The abstract syntax of a language is given by a syntax definition using a table like the following:
\begin{equation*}
\begin{array}{rclll}
\text{Category} \amp \amp \text{Abstract Syntax} \amp \text{Concrete Syntax} \amp \text{Description} \\
\hline
\mathit{Expr}\ni e \amp \syndef \amp \mathtt{Add}[e_1,e_2] \amp e_1+e_2 \amp \text{Addition} \\
\amp | \amp \mathtt{Mul}[e_1,e_2] \amp e_1*e_2 \amp \text{Multiplication} \\
\amp | \amp \mathtt{Const}_c \amp c \amp \text{Constant} \\
\amp | \amp \mathtt{Var}_x \amp x \amp \text{Variable} \\
\end{array}
\end{equation*}
The column “Category” defines a specific syntactic category (expression, statement, and so on). For each category there may be multiple rows. Each row defines one syntactic construct of the respective category.
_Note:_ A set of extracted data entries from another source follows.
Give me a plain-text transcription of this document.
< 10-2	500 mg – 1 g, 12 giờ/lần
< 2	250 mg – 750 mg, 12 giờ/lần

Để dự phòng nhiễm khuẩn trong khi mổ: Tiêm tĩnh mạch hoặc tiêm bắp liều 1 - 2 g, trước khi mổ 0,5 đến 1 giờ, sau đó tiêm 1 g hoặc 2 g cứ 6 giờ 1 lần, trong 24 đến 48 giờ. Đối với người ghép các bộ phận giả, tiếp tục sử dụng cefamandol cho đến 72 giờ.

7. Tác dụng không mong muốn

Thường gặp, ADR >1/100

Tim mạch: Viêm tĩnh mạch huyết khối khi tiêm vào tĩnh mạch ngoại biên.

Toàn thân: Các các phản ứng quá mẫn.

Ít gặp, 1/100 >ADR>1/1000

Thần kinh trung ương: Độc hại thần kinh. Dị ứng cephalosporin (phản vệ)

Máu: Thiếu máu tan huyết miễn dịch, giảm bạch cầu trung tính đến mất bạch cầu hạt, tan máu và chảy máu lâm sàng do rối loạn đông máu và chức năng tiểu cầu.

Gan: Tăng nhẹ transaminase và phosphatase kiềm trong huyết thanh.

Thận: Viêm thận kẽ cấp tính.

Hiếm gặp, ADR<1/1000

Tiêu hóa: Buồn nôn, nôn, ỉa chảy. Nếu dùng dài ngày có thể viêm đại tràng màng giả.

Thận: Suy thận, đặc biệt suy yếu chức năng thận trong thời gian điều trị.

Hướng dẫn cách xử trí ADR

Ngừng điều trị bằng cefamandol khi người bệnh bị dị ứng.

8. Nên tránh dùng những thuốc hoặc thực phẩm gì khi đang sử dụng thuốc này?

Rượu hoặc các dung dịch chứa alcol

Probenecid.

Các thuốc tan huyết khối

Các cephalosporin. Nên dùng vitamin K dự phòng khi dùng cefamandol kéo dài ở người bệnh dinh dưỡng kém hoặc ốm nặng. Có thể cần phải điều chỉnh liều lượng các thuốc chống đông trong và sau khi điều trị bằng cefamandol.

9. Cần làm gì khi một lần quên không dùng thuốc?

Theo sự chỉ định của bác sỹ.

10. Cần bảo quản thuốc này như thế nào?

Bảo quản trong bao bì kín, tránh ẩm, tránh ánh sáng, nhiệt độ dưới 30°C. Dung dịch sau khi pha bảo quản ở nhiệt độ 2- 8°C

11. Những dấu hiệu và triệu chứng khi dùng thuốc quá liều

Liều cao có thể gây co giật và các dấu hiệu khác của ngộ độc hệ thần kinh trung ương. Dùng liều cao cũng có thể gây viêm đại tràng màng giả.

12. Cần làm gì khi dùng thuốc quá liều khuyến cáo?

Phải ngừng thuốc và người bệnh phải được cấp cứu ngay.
The column “Abstract Syntax” defines the structure for that specific construct: A piece of abstract syntax consists of
a label (such as \(\mathtt{Add}\)) that denotes the construct. It is also used as the label of a node in an abstract syntax tree that represents the instance of such a construct in a concrete program.
a list of children given in brackets. These are given by variable names of specific categories, for example \(\mathtt{Add}[e_1, e_2]\) means that an \(\mathtt{Add}\) construct consists of two sub-expressions.
possibly some attributes given as subscripts to the label. These attributes constitute additional information for a piece of abstract syntax such as the concrete name of an identifier or the value of a constant. These are not important for the structure of the program but may be important later on to analyze, execute, or transform the program.
The column “Concrete Syntax” shows how the construct looks like in written program text. In both columns one can use variables which stand for other syntactic constructs with the same name (e.g. \(e\) for expressions). Each variable must be defined in the category column to indicate from which category a construct comes. The example above for instance defines a construct \(\mathtt{Add}\) which belongs to the category \(\Expr\) and stands for an addition expression and consists of two other constructs that are from the category \(\Expr\) as well.